When the narrator decides to skip school, he plans to go see the Pigeon House. The Pigeon house was a building whose history encompasses many different uses. That fact, along with the detail that he and Mahony don’t actually make it to the Pigeon House, ties into Joyce’s ideas about Irish cultural decay and paralysis. The Pigeon House started out as a lodging house for workers building Dublin’s Great South Wall, then became a restaurant and hotel for travelers arriving in Dublin Bay. After the failed Irish Rebellion of 1798, the Pigeon House became a military fort for Anglo-Irish forces, before finally undergoing its final transformation into a sewage processing facility and power generating station. The Pigeon House’s transformation from a port for foreign sailors—adventurers—to a sewage processing and power plant after a period of military takeover echoes Joyce’s ideas about English colonization’s impact on Ireland. If the narrator considered the Pigeon House a symbol for adventure, like the green eyes he hoped to find in the foreign sailors around him, and if he had actually completed his journey, he would have been greeted with a symbol of Irish decay: literal sewage.

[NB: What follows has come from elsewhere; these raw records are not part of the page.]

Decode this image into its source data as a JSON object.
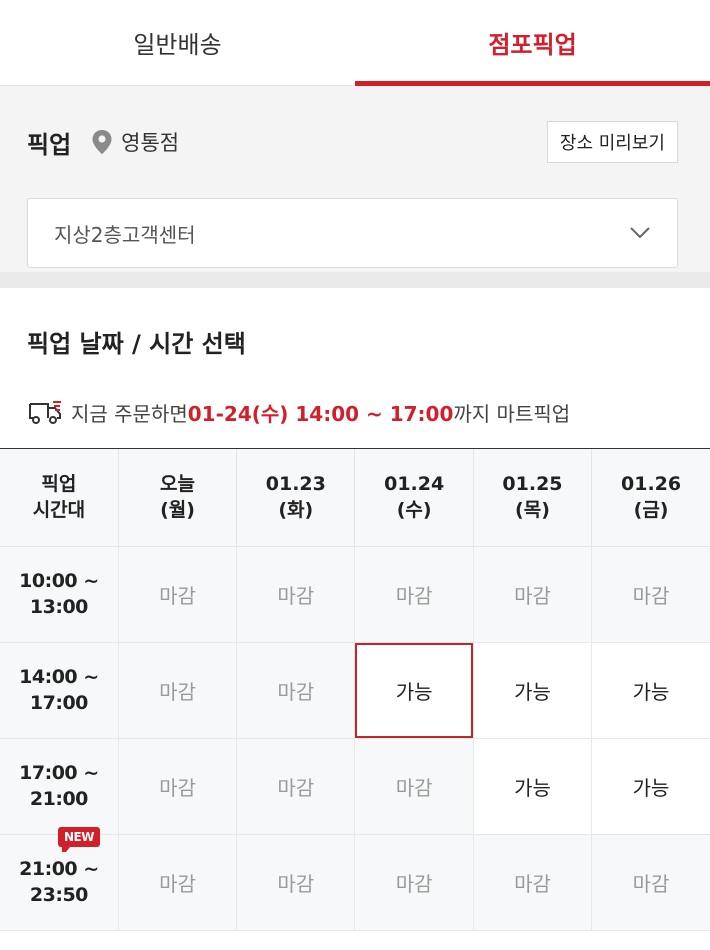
{
  "tabs": [
    {
      "label": "일반배송",
      "active": false
    },
    {
      "label": "점포픽업",
      "active": true
    }
  ],
  "pickup": {
    "title": "픽업",
    "store_icon": "location-pin-icon",
    "store_name": "영통점",
    "preview_label": "장소 미리보기",
    "location_value": "지상2층고객센터"
  },
  "datetime": {
    "title": "픽업 날짜 / 시간 선택",
    "notice_prefix": "지금 주문하면 ",
    "notice_highlight": "01-24(수) 14:00 ~ 17:00",
    "notice_suffix": "까지 마트픽업"
  },
  "table": {
    "header": [
      {
        "line1": "픽업",
        "line2": "시간대"
      },
      {
        "line1": "오늘",
        "line2": "(월)"
      },
      {
        "line1": "01.23",
        "line2": "(화)"
      },
      {
        "line1": "01.24",
        "line2": "(수)"
      },
      {
        "line1": "01.25",
        "line2": "(목)"
      },
      {
        "line1": "01.26",
        "line2": "(금)"
      }
    ],
    "rows": [
      {
        "start": "10:00 ~",
        "end": "13:00",
        "badge": "",
        "cells": [
          "마감",
          "마감",
          "마감",
          "마감",
          "마감"
        ]
      },
      {
        "start": "14:00 ~",
        "end": "17:00",
        "badge": "",
        "cells": [
          "마감",
          "마감",
          "가능",
          "가능",
          "가능"
        ]
      },
      {
        "start": "17:00 ~",
        "end": "21:00",
        "badge": "",
        "cells": [
          "마감",
          "마감",
          "마감",
          "가능",
          "가능"
        ]
      },
      {
        "start": "21:00 ~",
        "end": "23:50",
        "badge": "NEW",
        "cells": [
          "마감",
          "마감",
          "마감",
          "마감",
          "마감"
        ]
      }
    ],
    "selected": {
      "row": 1,
      "col": 2
    }
  },
  "colors": {
    "accent": "#d31f2a",
    "closed_bg": "#f7f8f9"
  }
}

However, the Pigeon House was also an electrical power plant. Considered in a positive light, the Pigeon House is also associated with light, and its name is associated with the Holy Spirit, which often appears as a dove in its physical form. These aspects of the Pigeon House invite the reader to wonder whether there might be hope for greater Irish renewal despite the narrator’s personal failure and disappointment in his adventure.

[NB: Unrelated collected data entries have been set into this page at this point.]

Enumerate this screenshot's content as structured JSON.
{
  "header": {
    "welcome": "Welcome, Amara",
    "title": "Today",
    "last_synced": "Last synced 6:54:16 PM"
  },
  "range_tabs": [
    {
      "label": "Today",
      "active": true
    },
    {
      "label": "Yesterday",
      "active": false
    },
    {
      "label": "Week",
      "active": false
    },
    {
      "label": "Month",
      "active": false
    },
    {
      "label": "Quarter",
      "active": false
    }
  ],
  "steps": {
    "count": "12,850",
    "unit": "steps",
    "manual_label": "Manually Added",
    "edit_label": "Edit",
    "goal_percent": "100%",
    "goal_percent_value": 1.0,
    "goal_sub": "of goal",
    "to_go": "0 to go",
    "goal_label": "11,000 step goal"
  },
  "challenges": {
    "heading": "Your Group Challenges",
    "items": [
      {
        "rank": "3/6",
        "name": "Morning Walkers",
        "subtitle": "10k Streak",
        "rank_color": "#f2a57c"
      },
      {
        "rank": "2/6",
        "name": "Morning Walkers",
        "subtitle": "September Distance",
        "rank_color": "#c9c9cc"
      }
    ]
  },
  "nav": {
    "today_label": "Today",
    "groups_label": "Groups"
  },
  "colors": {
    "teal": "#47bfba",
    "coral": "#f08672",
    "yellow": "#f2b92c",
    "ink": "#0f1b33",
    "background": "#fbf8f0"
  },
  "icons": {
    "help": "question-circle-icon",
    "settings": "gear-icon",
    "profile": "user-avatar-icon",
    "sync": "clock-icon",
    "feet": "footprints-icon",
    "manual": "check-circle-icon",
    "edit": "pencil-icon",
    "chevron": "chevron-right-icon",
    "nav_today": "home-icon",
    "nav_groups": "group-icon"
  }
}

The Pigeon House Quotes in An Encounter
With Leo Dillon and a boy named Mahony I planned a day’s miching. Each of us saved up sixpence. We were to meet at ten in the morning on the Canal Bridge…We arranged to go along the Wharf Road until we came to the ships, then to cross in the ferryboat and walk out to see the Pigeon House. Leo Dillon was afraid we might meet Father Butler or someone out of the college; but Mahony asked, very sensibly, what would Father Butler be doing out at the Pigeon House.

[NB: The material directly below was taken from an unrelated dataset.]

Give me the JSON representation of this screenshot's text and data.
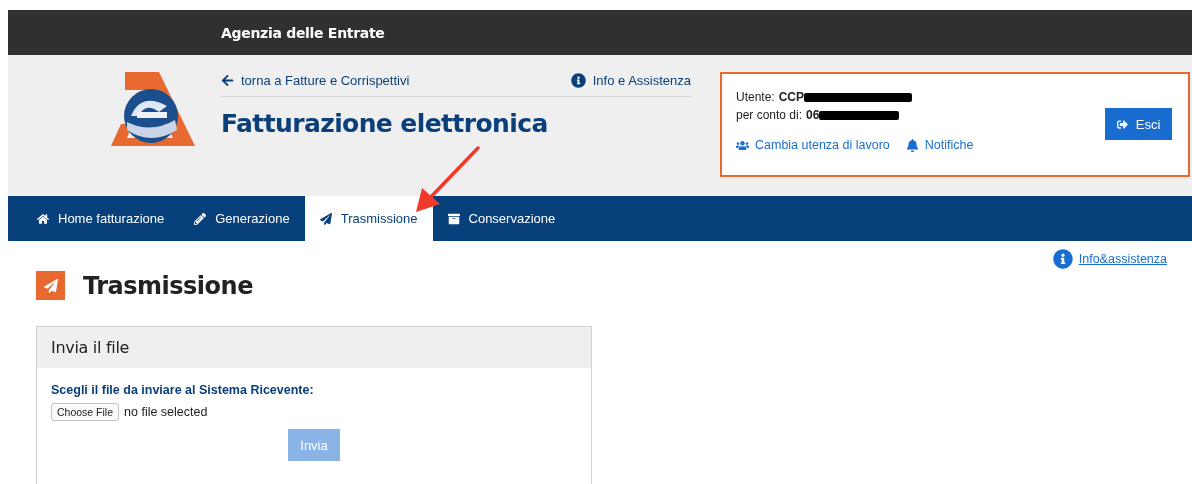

We could find no dairy and so we went into a huckster’s shop and bought a bottle of raspberry lemonade each. Refreshed by this, Mahony chased a cat down a lane, but the cat escaped into a wide field. We both felt rather tired and when we reached the field we made at once for a sloping bank over the ridge of which we could see the Dodder.
It was too late and we were too tired to carry out our project of visiting the Pigeon House. We had to be home before four o’clock lest our adventure should be discovered.